Прислуга, красноармеец Еровчук, забыл выстоять коня. Атаман простил ему. Он нехотя увидал конопатое светлобородое лицо Еровчука и подумал:
- Русский...
Атаману хотелось осязать найденную родину. Он спросил Еровчука: велика ли у того семья, какой губернии. Еровчук отвечал быстро, но слова были глупые, крестьянские. Он новосел-переселенец, семья в пять человек.
- Видел ли он Запуса?
- Еровчук Запуса не видал, но наслышался много: безбожник и отчаянный человек.
Атаман сказал ласково:
- Скоро война кончится, домой попадешь. Только большевиков в деревне перережь.

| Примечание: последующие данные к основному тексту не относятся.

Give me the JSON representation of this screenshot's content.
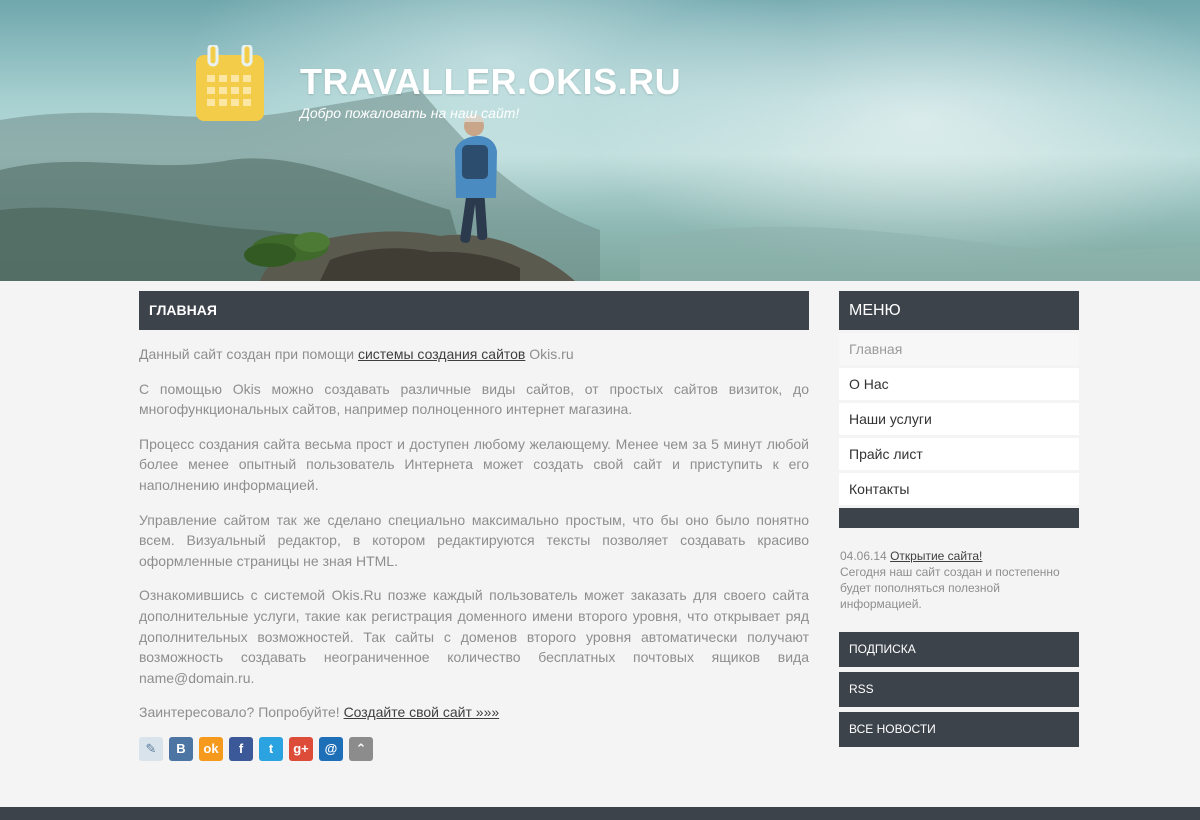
{
  "header": {
    "title": "TRAVALLER.OKIS.RU",
    "tagline": "Добро пожаловать на наш сайт!",
    "logo_icon": "calendar-icon",
    "logo_color": "#f3cd4a"
  },
  "main": {
    "heading": "ГЛАВНАЯ",
    "p1": {
      "before": "Данный сайт создан при помощи ",
      "link": "системы создания сайтов",
      "after": " Okis.ru"
    },
    "p2": "С помощью Okis можно создавать различные виды сайтов, от простых сайтов визиток, до многофункциональных сайтов, например полноценного интернет магазина.",
    "p3": "Процесс создания сайта весьма прост и доступен любому желающему. Менее чем за 5 минут любой более менее опытный пользователь Интернета может создать свой сайт и приступить к его наполнению информацией.",
    "p4": "Управление сайтом так же сделано специально максимально простым, что бы оно было понятно всем. Визуальный редактор, в котором редактируются тексты позволяет создавать красиво оформленные страницы не зная HTML.",
    "p5": "Ознакомившись с системой Okis.Ru позже каждый пользователь может заказать для своего сайта дополнительные услуги, такие как регистрация доменного имени второго уровня, что открывает ряд дополнительных возможностей. Так сайты с доменов второго уровня автоматически получают возможность создавать неограниченное количество бесплатных почтовых ящиков вида name@domain.ru.",
    "p6": {
      "before": "Заинтересовало? Попробуйте! ",
      "link": "Создайте свой сайт »»»"
    }
  },
  "share": [
    {
      "name": "livejournal-icon",
      "glyph": "✎",
      "color": "#d8e3ec"
    },
    {
      "name": "vkontakte-icon",
      "glyph": "B",
      "color": "#4c75a3"
    },
    {
      "name": "odnoklassniki-icon",
      "glyph": "ok",
      "color": "#f59a1d"
    },
    {
      "name": "facebook-icon",
      "glyph": "f",
      "color": "#3b5998"
    },
    {
      "name": "twitter-icon",
      "glyph": "t",
      "color": "#2aa3e0"
    },
    {
      "name": "google-plus-icon",
      "glyph": "g+",
      "color": "#dd4b39"
    },
    {
      "name": "mail-ru-icon",
      "glyph": "@",
      "color": "#1d6fb8"
    },
    {
      "name": "more-share-icon",
      "glyph": "⌃",
      "color": "#8c8c8c"
    }
  ],
  "sidebar": {
    "menu_title": "МЕНЮ",
    "items": [
      {
        "label": "Главная",
        "active": true
      },
      {
        "label": "О Нас"
      },
      {
        "label": "Наши услуги"
      },
      {
        "label": "Прайс лист"
      },
      {
        "label": "Контакты"
      }
    ],
    "news": {
      "date": "04.06.14",
      "title": "Открытие сайта!",
      "text": "Сегодня наш сайт создан и постепенно будет пополняться полезной информацией."
    },
    "buttons": [
      "ПОДПИСКА",
      "RSS",
      "ВСЕ НОВОСТИ"
    ]
  },
  "colors": {
    "dark_bar": "#3d434b",
    "page_bg": "#f4f4f4",
    "text": "#8e8e8e"
  }
}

Еровчук вытянулся и крикнул по-солдатски:
- Слушаюсь, господин полковник.
Лежа в постели, атаман думал: все не плохие люди и если бы не война, разве он стал бы вешать людей. Он вспомнил одну жену комиссара, повешенную на журавле колодца. Произошло это почти год назад - женщина походила на Олимпиаду.
Атаман закурил.
Под утро он услышал топот - беи раз'езжались по своим юртам. Он ухмыльнулся наивным мыслям Чокана о великой Киргизии. Алаш-Орда (Великая Орда) во времена Колчака помещалась подле Семипалатинска, в пригороде, на левом берегу Иртыша.
Атаман сказал грустно:
- Джатачники, джатачники!.. И столицу-то свою уткнули в мазанки...
Засыпал он всегда, только подумав что-нибудь хорошее. Теперь он заснул при мысли о любви какой-нибудь чистой, нетронутой девушки.